Saint-Louis : Le Sénégal a récemment découvert des ressources gazières et nourrit l’espoir d’un réel développement. Mais, dans le nord du pays, à Saint-Louis, les pêcheurs déplorent la perte d’une zone riche en poissons.
Logé dans l’Atlantique à une dizaine de kilomètres au large de Saint-Louis, à la frontière entre le Sénégal et la Mauritanie, le terminal gazier se perd dans la brume de ce matin d’octobre.
Mais, cette installation ne fait pas le bonheur de Moussa Fall, un pêcheur de 36 ans, qui a vu ses moyens de subsistance se réduire.
« Cette plateforme a eu un grand impact sur notre travail car elle est installée dans une zone très poissonneuse où nous avions l’habitude de faire notre pêche quotidienne. Actuellement, nous avons des dépenses énormes pour aller en mer mais au retour, nous revenons avec des pirogues vides. C’est pourquoi certains pêcheurs sont obligés d’entrer dans la zone de la plateforme pour avoir accès aux ressources halieutiques », explique le pêcheur.
L’exploitation gazière est prévue en 2023. A mesure que cette date approche, les autorités ont accru leur contrôle sur la future plateforme. Un périmètre de sécurité a même été établi et un bateau patrouille pour interpeller tout homme de la mer souhaitant franchir une barrière invisible.
« Tuer la pêche »
Pour le secrétaire général de l’Union nationale autonome des pêcheurs du Sénégal, Moustapha Dieng, la présence de la plateforme gazière ne saurait aller de pair avec la pêche.
“La cohabitation n’est pas possible. On va exploiter le gaz, on va tuer la pêche à Saint-Louis. Parce que Saint-Louis est la capitale de la pêche, le nombre d’embarcations qu’il y a à Saint-Louis, les types de pêche qu’il y a à Saint-Louis, ça n’existe nulle part ailleurs. Mais la zone de pêche est très petite, elle est coincée pratiquement entre l’embouchure et la frontière de la Mauritanie où il y a des gardes-côtes qui ont déjà tué 19 pêcheurs parce qu’ils interdisent l’accès à leurs eaux”, indique-t-il.
Retombées économiques
Au Sénégal, les champs pétroliers et gaziers ne représentent respectivement que 0,07% et 0,5% des réserves mondiales. Mais, pour les autorités, elles sont importantes à l’échelle nationale et le gain économique permettra d’améliorer les conditions de vie des populations, notamment l’accès à l’électricité. Des arguments qui peinent à convaincre Pape Fara Diallo, le président de la coalition nationale « Publiez ce que vous payez ».

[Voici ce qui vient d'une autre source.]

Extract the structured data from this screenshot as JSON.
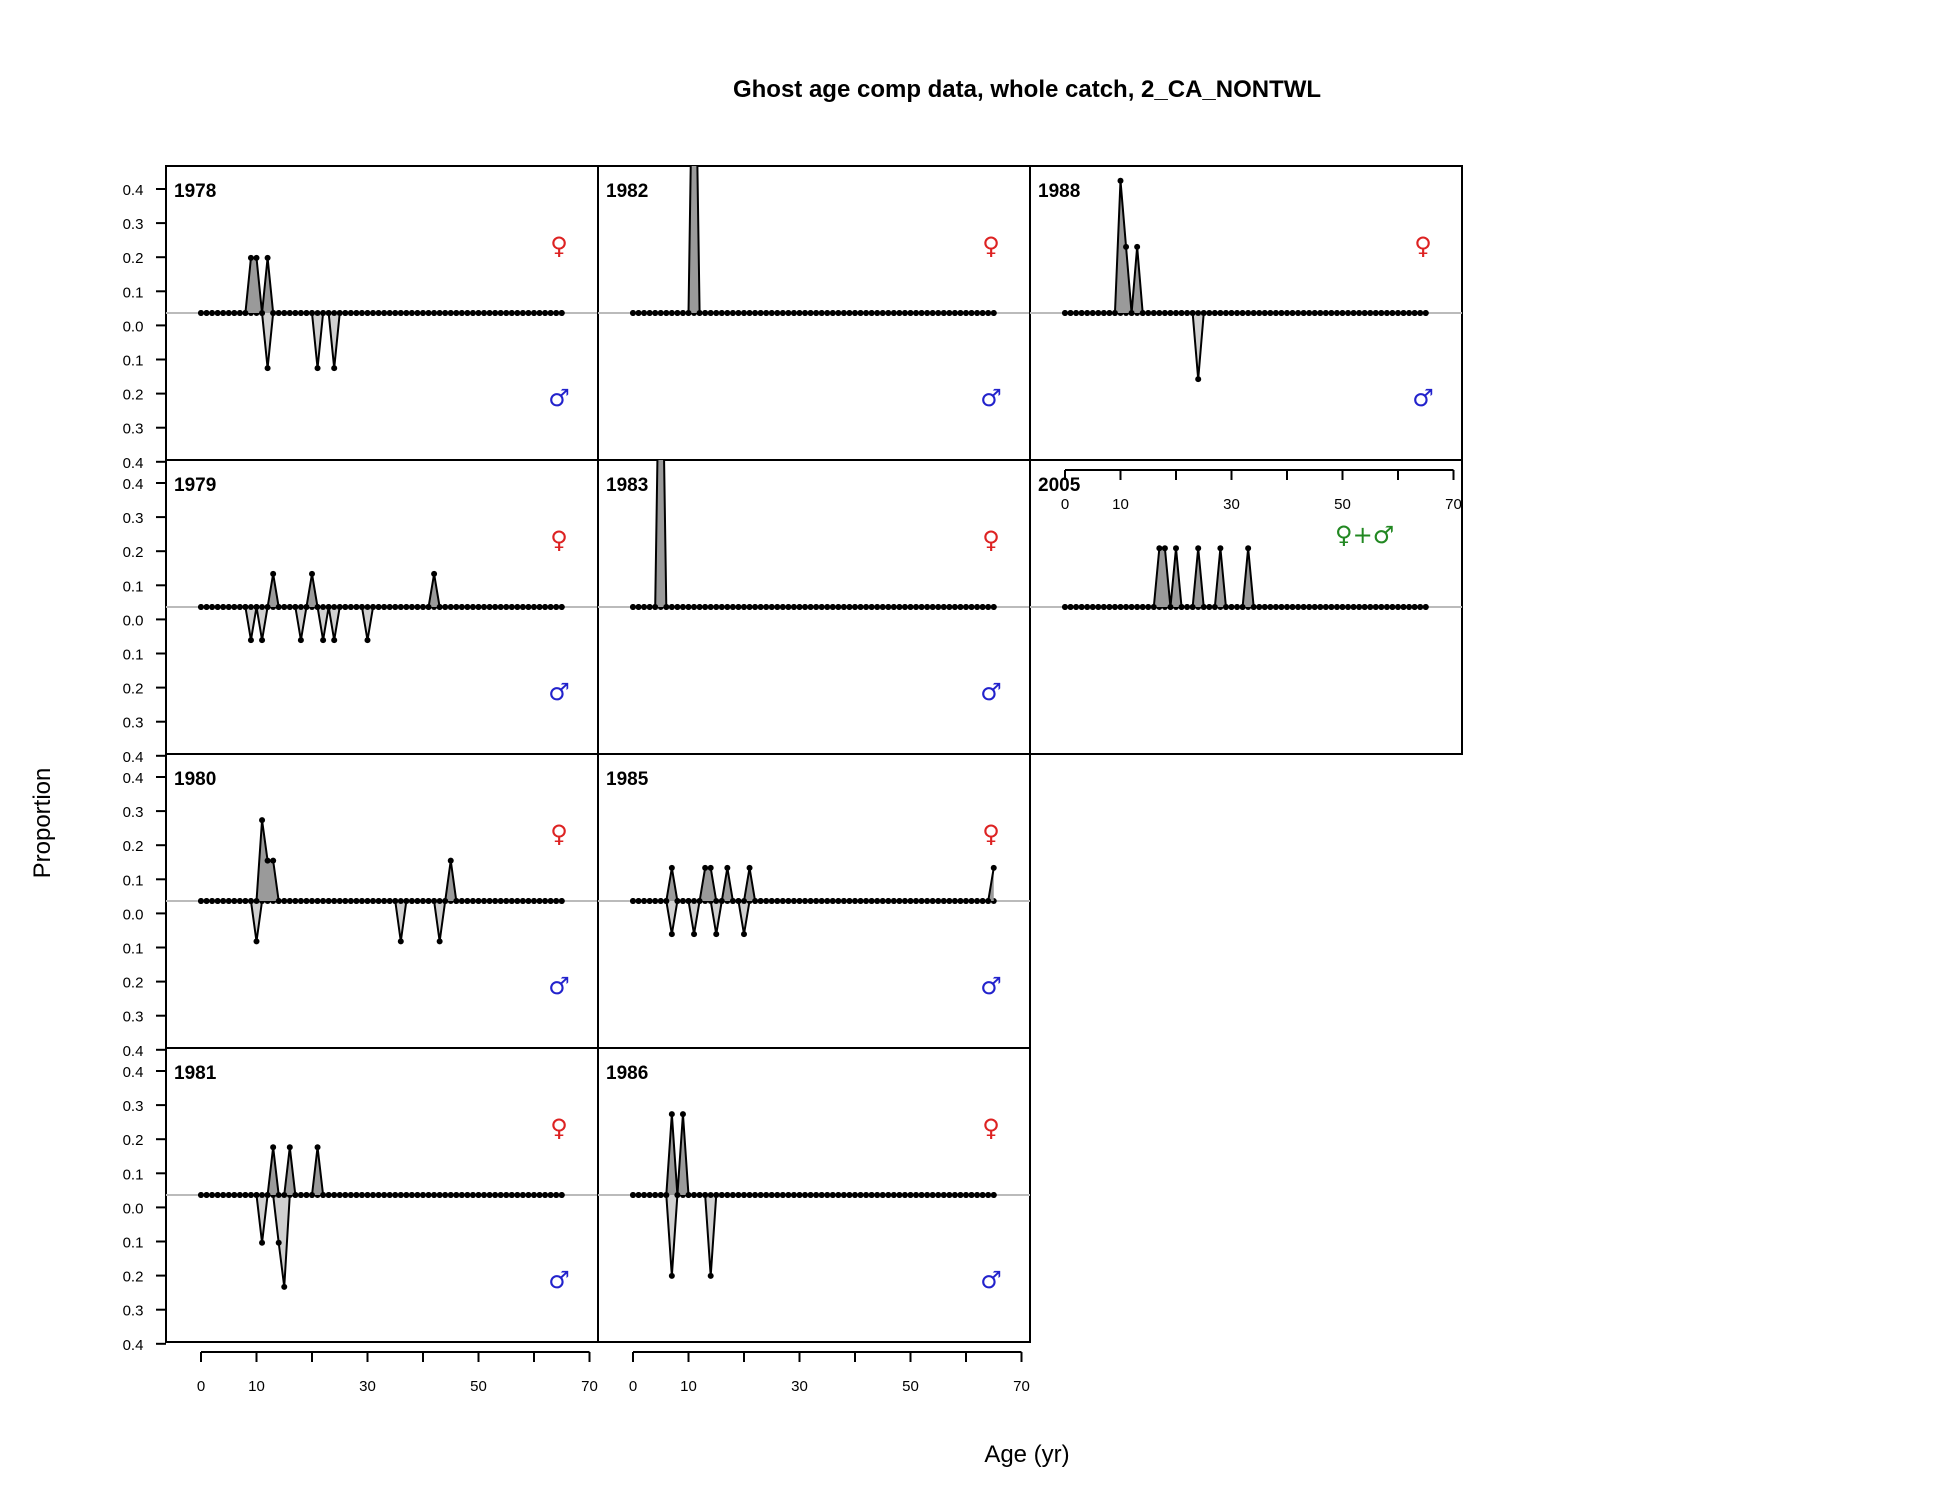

« Il y aura aussi des impacts sociaux et quand vous voyez ces communautés qui vivent à côté de là on va exploiter les ressources notamment ici à Nguet Ndar où il y a une communauté de pêcheurs, on a des inquiétudes, on voit le contraste entre les milliards qu’on nous annonce et qui vont provenir de l’exploitation du gaz en off-shore et la pauvreté que vous voyez autour de vous », martèle Fara Diallo.
En plus de l’impact social, les activistes de l’environnement craignent que l’exploitation de ces ressources émettrices de gaz à effet de serre, ne cause des dégâts irréversibles sur l’environnement, alors que l’objectif de contenir le réchauffement de la planète à 1,5°C par rapport à l’ère pré-industrielle semble déjà hors d’atteinte.